Mathieu Lefevre (vocals), Eloi Nicod (guitars, necessarily bass?) and Clément Denys (drums) have a unique vision: combine the tech death riff salad with eerie, hypnotic and utterly wonderful melodic passages in which they closely resemble FALLUJAH of which guitarist Scott Carstairs shreds the excellent "Ink Shadow", but the next track, "Celestial Existence" is even better introducing fast black metal blastbeats and accentuating this absolutely fantastic production seemingly handed down from heaven as seriously, I don’t remember the last time I heard such a wonderfully warm low end. "Poisoned Fruit" is the first perfect track, starting like a gore metal song but soon ushering pure atmospheric bliss, and I might as well let you in on a fact that from then on everything is just perfect all the way until the end (if you’re not counting the two instrumentals but more on that later) and the last song proper is like the biggest orgasm you have yet to have, with ebbs and flows, multiple latter DEATH riffs and melodies recalling the immortal "Symbolic" and the cascading guitars a’la "The Flesh And The Power It Holds", to say nothing of MARILLIONic keys, SWALLOW THE SUNny funeral doom and VOIVODic "Phobos" atmospherics and horizontal and vertical melodiscism. In a word: yummy.

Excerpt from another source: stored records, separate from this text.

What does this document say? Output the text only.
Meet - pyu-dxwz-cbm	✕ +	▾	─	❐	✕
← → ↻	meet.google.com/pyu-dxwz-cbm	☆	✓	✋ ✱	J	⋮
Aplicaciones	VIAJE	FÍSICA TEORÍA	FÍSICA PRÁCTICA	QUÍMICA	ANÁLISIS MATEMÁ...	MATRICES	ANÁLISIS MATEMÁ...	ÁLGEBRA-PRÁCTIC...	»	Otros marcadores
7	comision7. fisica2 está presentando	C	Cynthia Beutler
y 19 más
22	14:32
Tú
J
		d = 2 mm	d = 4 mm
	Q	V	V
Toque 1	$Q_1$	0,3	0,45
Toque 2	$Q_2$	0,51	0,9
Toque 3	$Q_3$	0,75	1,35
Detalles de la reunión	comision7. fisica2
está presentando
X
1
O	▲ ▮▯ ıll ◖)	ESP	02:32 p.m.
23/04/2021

Why not a 6? Firstly, while the three instrumentals: "Elevation" (no, nothing U2-ish about it), "Ouroboros" and especially the very DEPECHE MODErn closer "Somnambulation" are decent they could have been either made into one or made part of other tracks, but then again, I am not a big fan of separate instrumentals which seemingly serve no other purpose than artificially inflating the running time. Secondly, two tracks, the first track proper (after the monumental instrumental), "Cosmic Flow" and especially "Mirror Cognition" are creatively disappointing, with just riff salad and not much besides, but I chalk it up to the typical debut problems – an easy fix on subsequent releases.

Transcending, you guys really hit a goldmine with The Scalar Process and I am awaiting the next album with baited breath. Check it out if you like fresh breath in tech death.